The pathogen-affected Macquarie cushion plant on Macquarie Island, halfway between New Zealand and Antarctica. Image by Cath Dickson

Climate Change stresses and impacts can be severe

The ominous message is that for every familiar plight like that of the Great Barrier Reef, there are other ecologies fading out of sight and out of mind.

For example, in the summer heatwave of 2010-11, Western Australia’s world heritage-listed Shark Bay lost a third of its seagrass meadows. The seagrass is among the most abundant and diverse in the world, and supports a complex food-web helmed by tiger sharks, manta rays and the dolphins. The area protects about a tenth of the world’s dugongs, which only eat seagrass. About 350 kilometres north at Ningaloo Reef, known for whale sharks, climate change “pulses” include rapid rises in sea surface temperature and cyclonic weather.

The pressures have grown more severe, widespread and frequent. Nine ecosystems recently absorbed their most extreme presses or pulses on record, by severity or spatial scale. The 2019-20 marine heatwave on Australia’s west coast accompanied an unprecedented, continent-wide land heatwave. December 18, 2019, was the hottest recorded Australian day, at an average 41.88° C.

The heat prompted the highest average Forest Fire Danger Index on record. Severe drought exacerbated the conditions, leading to fires across an unprecedented 18.6 million hectares, mainly in eastern temperate forests. The Gospers Mountain fire, Australia’s largest recorded single forest fire, burned 81 per cent of the Blue Mountains World Heritage Area.

The Black Summer scorched and choked Australian tropical savanna, Murray-Darling Basin waterways, Montane and subalpine forests, Mediterranean forests and woodlands, Snow patch herbfields and Mountain ash forest ecosystems. Even apart from the estimated three billion animals killed that summer, Australia’s fauna is vanishing from many of the 19 studied biomes. In December 2018 about 23,000 spectacled flying foxes, a third of the national population, died from the heat outside of Cairns, Far North Queensland. A fortnight later, more than a million fish also died in the drought-hit Darling River near Menindee in outback NSW. Such scenes would be biblical, if they weren’t explained by presses, pulses and science.

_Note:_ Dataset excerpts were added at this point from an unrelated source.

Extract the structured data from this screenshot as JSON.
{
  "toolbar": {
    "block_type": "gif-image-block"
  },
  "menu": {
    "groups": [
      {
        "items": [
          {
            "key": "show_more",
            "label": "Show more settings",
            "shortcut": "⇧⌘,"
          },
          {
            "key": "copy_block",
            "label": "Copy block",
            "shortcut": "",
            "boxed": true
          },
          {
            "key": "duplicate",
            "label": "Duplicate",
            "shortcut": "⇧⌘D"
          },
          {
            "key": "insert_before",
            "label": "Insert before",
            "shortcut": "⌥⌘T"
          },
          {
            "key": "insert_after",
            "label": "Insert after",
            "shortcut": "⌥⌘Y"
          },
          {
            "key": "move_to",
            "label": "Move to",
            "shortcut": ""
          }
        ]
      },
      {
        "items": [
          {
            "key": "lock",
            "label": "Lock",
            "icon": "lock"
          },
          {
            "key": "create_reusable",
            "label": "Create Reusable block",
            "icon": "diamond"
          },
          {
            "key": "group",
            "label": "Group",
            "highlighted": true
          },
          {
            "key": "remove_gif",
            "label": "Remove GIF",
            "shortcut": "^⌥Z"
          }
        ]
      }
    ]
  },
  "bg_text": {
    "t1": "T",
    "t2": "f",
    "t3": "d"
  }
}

Picture of healthy yellow kelp growing under water in Eastern Tasmania.
Healthy kelp off eastern Tasmania. Image by Olivia Johnson ©  Olivia Johnson

Recognising the beauty and value in nature

Dr Justine Shaw is a conservation ecologist with the University of Queensland, and a co-author and instigator of the collaborative study. She is also a frequent visitor to Macquarie Island, halfway between New Zealand and Antarctica. It is a place where few go, a place that is heard and smelled before it emerges from the mist, a 35-by-five kilometre green island heaving with penguins and seals. It is also home to every Macquarie cushion plant on Earth.

Even here, life is collapsing. The cushion plant has gone from healthy to critically endangered in three years. Thirty per cent of it is gone. The endemic cushions, some centuries old, are dying because of windier, drier conditions.

“If we can’t protect our world heritage wilderness areas, if we’re seeing impact in Antarctica, we’re kind of in dire straits,” Dr Shaw says.

“Because they’re really simple ecosystems; the cushion plant is the keystone of this sub-Antarctic tundra. It’s really easy to see what happens when you lose that species from that ecosystem without other confounding effects. There is no bushfire or agriculture or pollution, so we can clearly determine how species interact and it’s very clear what happens when they start to decline.”

People are acting now

If the scenarios are bleak, the study cites successful responses to recent disasters. In early 2016, dry lightning strikes in hot conditions ignited pockets of Tasmania’s ancient Gondwanan ecosystems. Five years on, the Tasmanian government has installed sprinklers and retardants in the forests themselves.

“We need people to be able to understand and acknowledge the value of these ecosystems. Often we don’t realise that until it’s gone. We do understand the value of the seagrass, the kelp forests,” Dr Shaw says.

“And we need to anticipate the threats that are coming.”